На другой день мне позвонила Наоми, сказала, что нуждается в моей помощи. Я пришел в квартиру Кроцки и по просьбе Наоми передвинул диван из гостиной в коридор к маленькой спальне. В эти дни Наоми будет ночевать в коридоре у открытой двери спальни, чтобы можно было ночью наблюдать за матерью.

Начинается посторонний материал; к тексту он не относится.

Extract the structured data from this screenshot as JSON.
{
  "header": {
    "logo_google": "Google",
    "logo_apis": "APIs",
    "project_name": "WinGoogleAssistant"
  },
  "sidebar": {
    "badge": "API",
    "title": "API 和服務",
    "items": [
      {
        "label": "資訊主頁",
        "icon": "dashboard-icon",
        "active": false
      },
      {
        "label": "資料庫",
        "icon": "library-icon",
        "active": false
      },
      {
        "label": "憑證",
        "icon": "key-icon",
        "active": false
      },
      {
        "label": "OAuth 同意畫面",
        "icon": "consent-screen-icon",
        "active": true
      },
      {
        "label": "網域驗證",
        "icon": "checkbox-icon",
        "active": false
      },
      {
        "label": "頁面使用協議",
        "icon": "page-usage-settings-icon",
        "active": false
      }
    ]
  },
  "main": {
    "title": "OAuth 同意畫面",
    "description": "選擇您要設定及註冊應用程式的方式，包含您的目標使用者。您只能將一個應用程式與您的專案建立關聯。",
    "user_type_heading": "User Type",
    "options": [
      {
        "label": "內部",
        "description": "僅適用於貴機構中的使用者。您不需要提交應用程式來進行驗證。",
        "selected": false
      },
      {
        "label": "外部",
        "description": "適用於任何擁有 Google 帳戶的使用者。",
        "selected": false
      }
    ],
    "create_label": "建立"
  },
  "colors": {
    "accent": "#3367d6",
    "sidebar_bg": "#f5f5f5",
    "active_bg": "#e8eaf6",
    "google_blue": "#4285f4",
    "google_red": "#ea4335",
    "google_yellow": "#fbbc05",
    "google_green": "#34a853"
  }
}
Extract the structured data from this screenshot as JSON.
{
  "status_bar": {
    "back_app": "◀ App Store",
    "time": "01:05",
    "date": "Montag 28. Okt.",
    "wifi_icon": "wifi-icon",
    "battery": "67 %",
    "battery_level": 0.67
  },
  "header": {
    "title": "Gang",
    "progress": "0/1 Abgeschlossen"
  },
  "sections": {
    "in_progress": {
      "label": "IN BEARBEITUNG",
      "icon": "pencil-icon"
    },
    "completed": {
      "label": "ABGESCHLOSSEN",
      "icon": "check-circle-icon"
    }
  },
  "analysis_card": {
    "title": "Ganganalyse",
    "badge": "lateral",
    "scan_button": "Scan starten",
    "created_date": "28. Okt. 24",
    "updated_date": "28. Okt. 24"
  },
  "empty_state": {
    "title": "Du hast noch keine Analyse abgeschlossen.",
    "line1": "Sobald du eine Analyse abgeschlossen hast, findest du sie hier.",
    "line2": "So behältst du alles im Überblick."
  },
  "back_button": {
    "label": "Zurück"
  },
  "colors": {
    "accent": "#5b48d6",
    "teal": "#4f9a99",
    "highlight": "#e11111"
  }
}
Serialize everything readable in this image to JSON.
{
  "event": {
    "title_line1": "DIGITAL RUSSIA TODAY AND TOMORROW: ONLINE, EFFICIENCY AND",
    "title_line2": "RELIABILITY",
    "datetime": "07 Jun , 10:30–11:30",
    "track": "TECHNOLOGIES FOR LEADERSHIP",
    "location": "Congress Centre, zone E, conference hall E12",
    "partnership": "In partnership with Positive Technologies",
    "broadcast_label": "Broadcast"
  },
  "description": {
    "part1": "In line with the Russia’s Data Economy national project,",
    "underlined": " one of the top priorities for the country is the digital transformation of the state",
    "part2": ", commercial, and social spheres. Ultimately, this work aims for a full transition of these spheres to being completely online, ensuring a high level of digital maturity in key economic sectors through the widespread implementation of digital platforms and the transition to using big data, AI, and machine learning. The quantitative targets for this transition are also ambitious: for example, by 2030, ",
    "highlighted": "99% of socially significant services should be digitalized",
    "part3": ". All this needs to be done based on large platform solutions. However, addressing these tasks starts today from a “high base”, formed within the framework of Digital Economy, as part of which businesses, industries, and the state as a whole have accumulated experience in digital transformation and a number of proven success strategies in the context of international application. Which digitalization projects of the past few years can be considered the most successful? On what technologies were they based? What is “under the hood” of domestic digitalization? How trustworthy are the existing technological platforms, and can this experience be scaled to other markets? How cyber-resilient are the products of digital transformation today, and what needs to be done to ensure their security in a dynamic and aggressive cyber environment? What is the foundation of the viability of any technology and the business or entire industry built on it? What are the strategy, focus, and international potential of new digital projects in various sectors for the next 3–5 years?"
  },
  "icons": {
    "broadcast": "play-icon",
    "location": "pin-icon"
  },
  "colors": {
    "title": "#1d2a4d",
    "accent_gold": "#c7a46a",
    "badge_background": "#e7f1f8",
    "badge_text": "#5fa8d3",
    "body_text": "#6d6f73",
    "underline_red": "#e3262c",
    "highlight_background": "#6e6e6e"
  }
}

В этот вечер я пришел к ней с бутылкой коньяка и бутылкой выдержанного бордо, поскольку знал, что в доме Кроцки вино кончилось.

Через несколько дней миссис Кроцки почти выздоровела, вероятно, для того, чтобы не платить сорок тысяч за операцию, хотя каждый день к ней приезжала медсестра делать уколы. В первый же день, как только она смогла ходить, она пригласила меня к традиционному вечернему чаю. Я пришел к ним с букетом из пяти роз. На этот раз я преподнес цветы не Наоми, а самой миссис Кроцки, поздравив ее с выздоровлением. Она с недовольным видом сказала, что поздравлять до полного выздоровления – дурная примета, однако цветы приняла, и Наоми тут же поставила их в вазу. За чаем миссис Кроцки спросила:

– Ты почему не взял денег у Дэвида?

– Я взял. Я очистил его машину от снега, и он дал мне десять долларов, и я их взял.

– Это правильно. Я не об этом. Когда ты носил меня к доктору, Дэвид дал тебе за это деньги, а ты не взял. Почему?

– Потому что это был мой долг. Вы прихожанка моей синагоги.

– Твоей синагоги? – переспросила миссис Кроцки, и ее безгубый рот насмешливо растянулся. Синагогу, которую она построила со своим покойным мужем, она считала своей собственностью, и мои притязания на это здание показались ей смешными. Я подхватил ее шутку:

– Конечно, она моя. Стоит мне поотсутствовать хотя бы два дня, как все унитазы и краны потекут, крыша тоже потечет, помещения станут грязными, снег завалит все подходы, и в синагогу невозможно будет попасть. Так что я – самый главный в синагоге. – Все это я проговорил с улыбкой. Наоми тоже улыбалась, и рот у миссис Кроцки тоже растянулся в саркастической улыбке. Она сказала:

– Ты правильно не взял денег у Дэвида. Ты носил к доктору меня, а не Дэвида. Я потом тебе заплачу. – Наоми налила коньяку мне и себе, а матери налила бургундского. Миссис Кроцки понюхала вино, спросила:

– А мне это можно?

– Красное вино полезно для сердца, – сказала Наоми. Я подтвердил:

– Все французы пьют много красного вина, поэтому они болеют сердечными болезнями меньше, чем другие нации. – Миссис Кроцки отпила из бокала, сказала, обращаясь ко мне:

– Я слыхала, ты подарил мяснику Шломо хорошую машину. Это правда?